The role of engineering in organic farming : case energy crops
Schäfer, Winfried (2007)
Energy self-reliance and a closed nutrient cycle are basic principles of organic farming ever since. Engineering sciences methods in energy accounting may support efforts to introduce these principles into praxis. A method to calculate efficiency of energy crop production including sun energy, direct and indirect energy for cultivation, processing, and conversion into fuel is demonstrated using rape and derived fuels as an example. Every production and conversion step is a process and calculated separately. The overall efficiency includes energy input and output of all processes. The process effi-ciency of rape cultivation reaches in Finland up to 1100%. However, the overall en-ergy efficiency of rape methyl ester (RME) is 1 to 2 only.
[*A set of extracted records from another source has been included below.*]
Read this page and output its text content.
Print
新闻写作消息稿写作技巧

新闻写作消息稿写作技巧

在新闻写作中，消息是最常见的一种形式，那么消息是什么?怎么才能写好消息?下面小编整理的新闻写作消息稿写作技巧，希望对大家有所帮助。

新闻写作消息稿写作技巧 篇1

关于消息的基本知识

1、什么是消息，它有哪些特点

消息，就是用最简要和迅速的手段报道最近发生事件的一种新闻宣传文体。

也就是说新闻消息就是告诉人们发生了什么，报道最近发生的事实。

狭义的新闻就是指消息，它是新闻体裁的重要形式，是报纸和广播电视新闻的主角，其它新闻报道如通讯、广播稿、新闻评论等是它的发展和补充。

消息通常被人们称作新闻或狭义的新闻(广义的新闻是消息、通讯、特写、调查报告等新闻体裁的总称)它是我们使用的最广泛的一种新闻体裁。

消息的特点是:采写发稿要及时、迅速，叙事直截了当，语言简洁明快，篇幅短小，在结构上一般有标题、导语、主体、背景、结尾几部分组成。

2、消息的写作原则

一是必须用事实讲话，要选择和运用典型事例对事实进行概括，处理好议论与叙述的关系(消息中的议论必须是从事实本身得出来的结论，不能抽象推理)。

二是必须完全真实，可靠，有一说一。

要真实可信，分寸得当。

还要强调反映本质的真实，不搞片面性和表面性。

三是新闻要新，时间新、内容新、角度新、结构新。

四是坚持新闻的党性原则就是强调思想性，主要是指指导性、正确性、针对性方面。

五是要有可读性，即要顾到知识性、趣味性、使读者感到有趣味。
The production of biogas from manure of dairy fed by rape meal results in a process energy efficiency of 33 to 41%, but the overall energy efficiency of RME and biogas together is only 1.2 to 2.5 . In contrast, thermal or photovoltaic solar collectors improve overall efficiency 1 to 3 orders of magnitude compared to fuel production from rape, because the process efficiency of photosynthesis attains about 0.6% whereas solar collector s efficiency reaches about 90%. However, for the time being solar energy based techniques are more expensive than the use of fossil energy sources since environmental benefits in terms of GHG mitigation, reduction of nutrient run off and use of renewable energy do not create cash income in both organic and main stream production. This and the low photosynthesis efficiency in Finland encourage bio-refinery enterprises to purchase energy crop produce for fuel production from the tropics. Mineral fertilisers as well as genetic modification increase the technical efficiency of photosynthesis. Thus, envi-ronmental pollution of mainstream agriculture is exported to developing countries in the tropics.